Re: print preview on Windows works

From: Dominic Lachowicz <domlachowicz_at_gmail.com>
Date: Fri Mar 14 2008 - 19:40:35 CET

Hi Jordi,

> This is really great Dom. This is really useful from a user point of view!

Thanks!

> Please, correct me if I'm wrong. When you print in Windows you paint on
> a Device Context using Windows drawing directives. Many drivers are able
> to convert this to direct printer directives (like happens Postscript
> printers). My perception is that generating a big TIFF we are loosing
> all the capabilities of the printer on terms of rendering and we are
> taking the responsibility of rendering instead of the printer.

That's correct. The code captures each page's drawing commands as an
EMF. I then render this as a page in a multi-page TIFF. I do this
because Windows doesn't have any multi-page vector metafile format and
print preview needs to be able to support multiple pages.

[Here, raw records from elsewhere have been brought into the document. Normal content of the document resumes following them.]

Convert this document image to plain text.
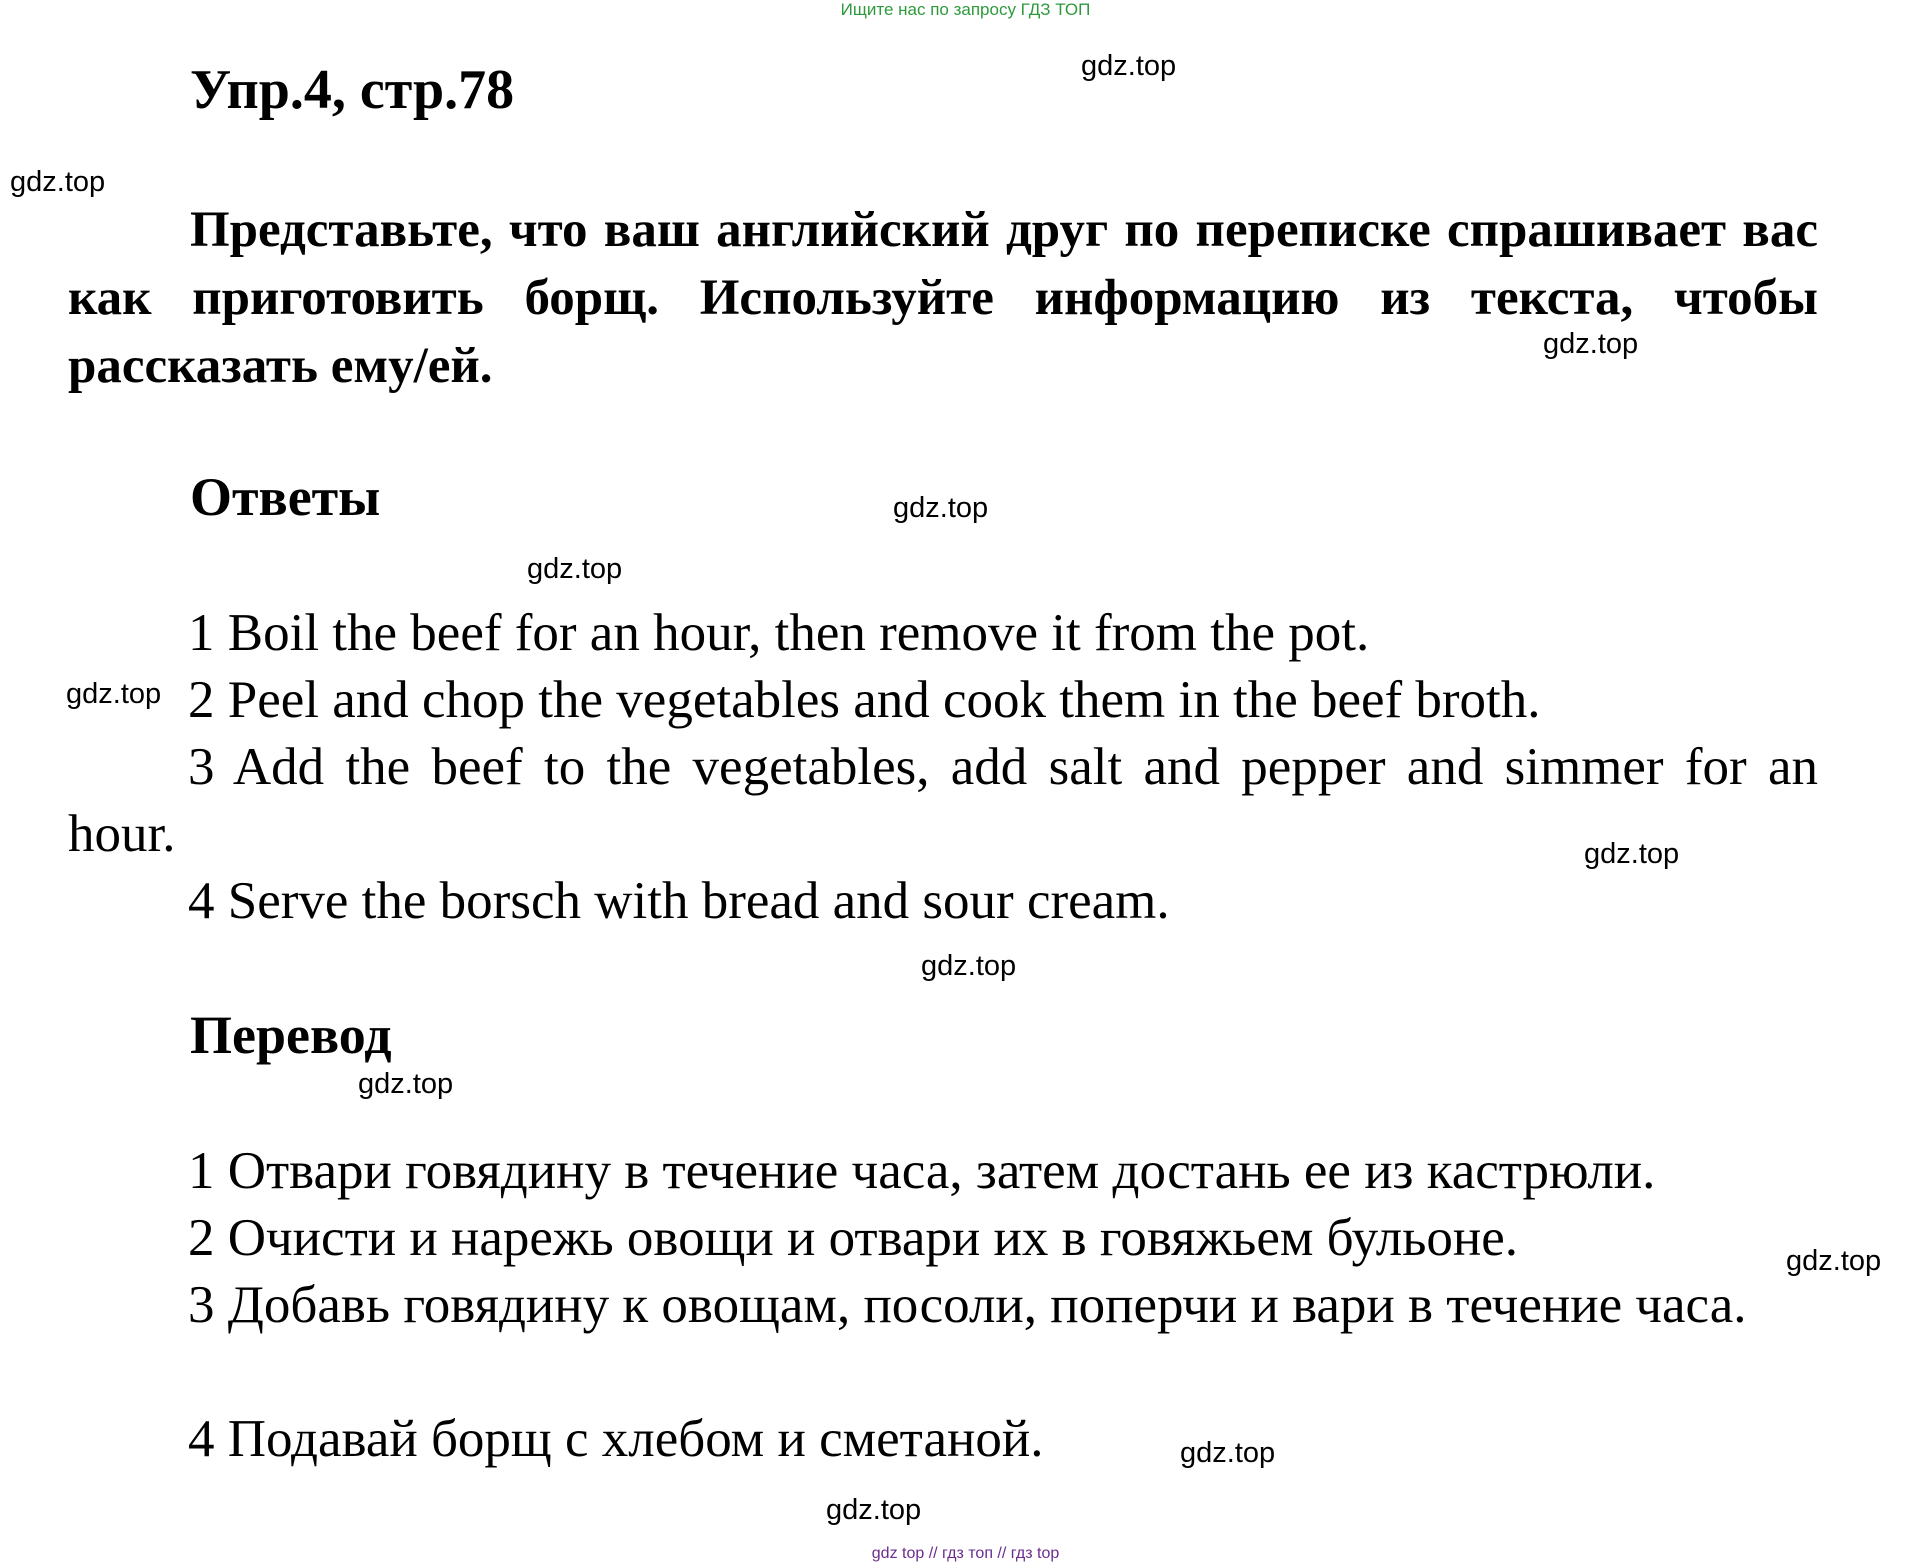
Ищите нас по запросу ГДЗ ТОП
Упр.4, стр.78
Представьте, что ваш английский друг по переписке спрашивает вас как приготовить борщ. Используйте информацию из текста, чтобы рассказать ему/ей.
Ответы

1 Boil the beef for an hour, then remove it from the pot.

2 Peel and chop the vegetables and cook them in the beef broth.

3 Add the beef to the vegetables, add salt and pepper and simmer for an hour.

4 Serve the borsch with bread and sour cream.

Перевод

1 Отвари говядину в течение часа, затем достань ее из кастрюли.

2 Очисти и нарежь овощи и отвари их в говяжьем бульоне.

3 Добавь говядину к овощам, посоли, поперчи и вари в течение часа.

4 Подавай борщ с хлебом и сметаной.

gdz.top
gdz.top
gdz.top
gdz.top
gdz.top
gdz.top
gdz.top
gdz.top
gdz.top
gdz.top
gdz.top
gdz.top
gdz top // гдз топ // гдз top
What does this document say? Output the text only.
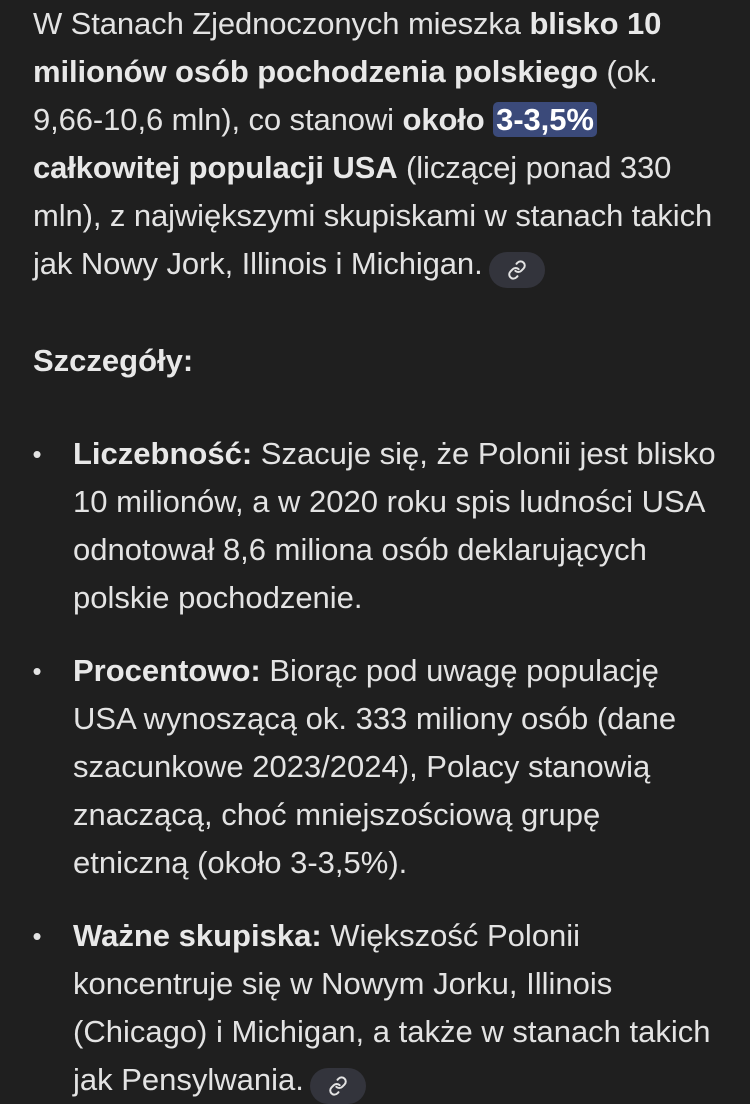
W Stanach Zjednoczonych mieszka blisko 10 milionów osób pochodzenia polskiego (ok. 9,66-10,6 mln), co stanowi około 3-3,5% całkowitej populacji USA (liczącej ponad 330 mln), z największymi skupiskami w stanach takich jak Nowy Jork, Illinois i Michigan.

Szczegóły:
• Liczebność: Szacuje się, że Polonii jest blisko 10 milionów, a w 2020 roku spis ludności USA odnotował 8,6 miliona osób deklarujących polskie pochodzenie.
• Procentowo: Biorąc pod uwagę populację USA wynoszącą ok. 333 miliony osób (dane szacunkowe 2023/2024), Polacy stanowią znaczącą, choć mniejszościową grupę etniczną (około 3-3,5%).
• Ważne skupiska: Większość Polonii koncentruje się w Nowym Jorku, Illinois (Chicago) i Michigan, a także w stanach takich jak Pensylwania.
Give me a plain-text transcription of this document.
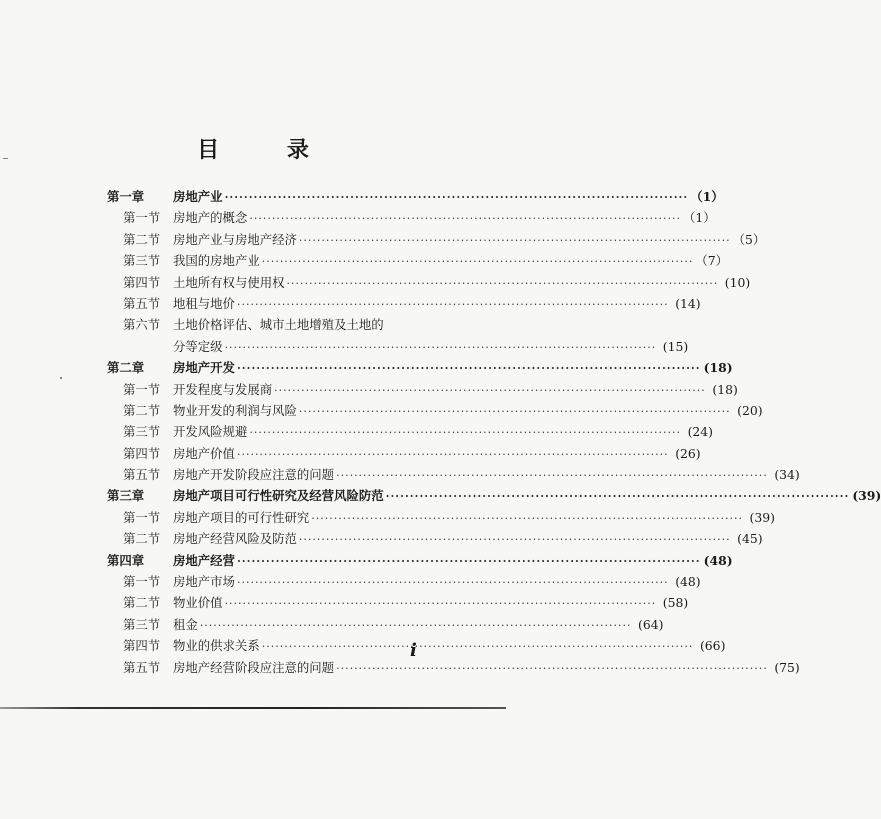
目 录
第一章	房地产业 ·····	（1）
第一节	房地产的概念 ·····	（1）
第二节	房地产业与房地产经济 ·····	（5）
第三节	我国的房地产业 ·····	（7）
第四节	土地所有权与使用权 ·····	(10)
第五节	地租与地价 ·····	(14)
第六节	土地价格评估、城市土地增殖及土地的
分等定级 ·····	(15)
第二章	房地产开发 ·····	(18)
第一节	开发程度与发展商 ·····	(18)
第二节	物业开发的利润与风险 ·····	(20)
第三节	开发风险规避 ·····	(24)
第四节	房地产价值 ·····	(26)
第五节	房地产开发阶段应注意的问题 ·····	(34)
第三章	房地产项目可行性研究及经营风险防范 ·····	(39)
第一节	房地产项目的可行性研究 ·····	(39)
第二节	房地产经营风险及防范 ·····	(45)
第四章	房地产经营 ·····	(48)
第一节	房地产市场 ·····	(48)
第二节	物业价值 ·····	(58)
第三节	租金 ·····	(64)
第四节	物业的供求关系 ·····	(66)
第五节	房地产经营阶段应注意的问题 ·····	(75)
i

Now, of course we're going to render this instead of a printer. The
point of "print preview" is to see the output on-screen as it would be
printed, so we're necessarily not involving a printer. There's a
legitimate concern that the vector data is lost in the rasterization
process, but that's why I'm running this @ a high DPI. At least the
output will look ok if a user printed the preview. You're correct that
this would send a big RGB blob to the printer instead of vector
drawing commands.

> In Windows Vista the printing subsytem in based now on XPS, that is
> basically a PDF alike system.
>
> To me looks more correct to convert the page drawing commands into Win32
> Device Context directives.

If there's a way to capture multiple pages of vector drawing commands,
save them to a single file, and then have Windows display the file,
I'm all for it. But neither WMF, EMF, or EMF+ supports this. If we
can't do it, this is a good first approximation of correct behavior.
In an ideal world, GDI+ would come with a PDF backend (like cairo
does), and we could save everything as a PDF, thus preserving most of
the vector drawing commands. But then we have to worry if a PDF viewer
is installed on every Windows machine.

It would be trivial to use my code as a basis for a custom preview
widget if one were so inclined to write one, since 90% of what it
handles is redirecting drawing commands to a hidden EMF graphics
class. We could still redirect the drawing to an EMF, and then save
the EMFs in a vector. The preview widget would "replay" the correct
EMF for whatever page you wanted to see.

Cheers,
Dom

-- 
Counting bodies like sheep to the rhythm of the war drums.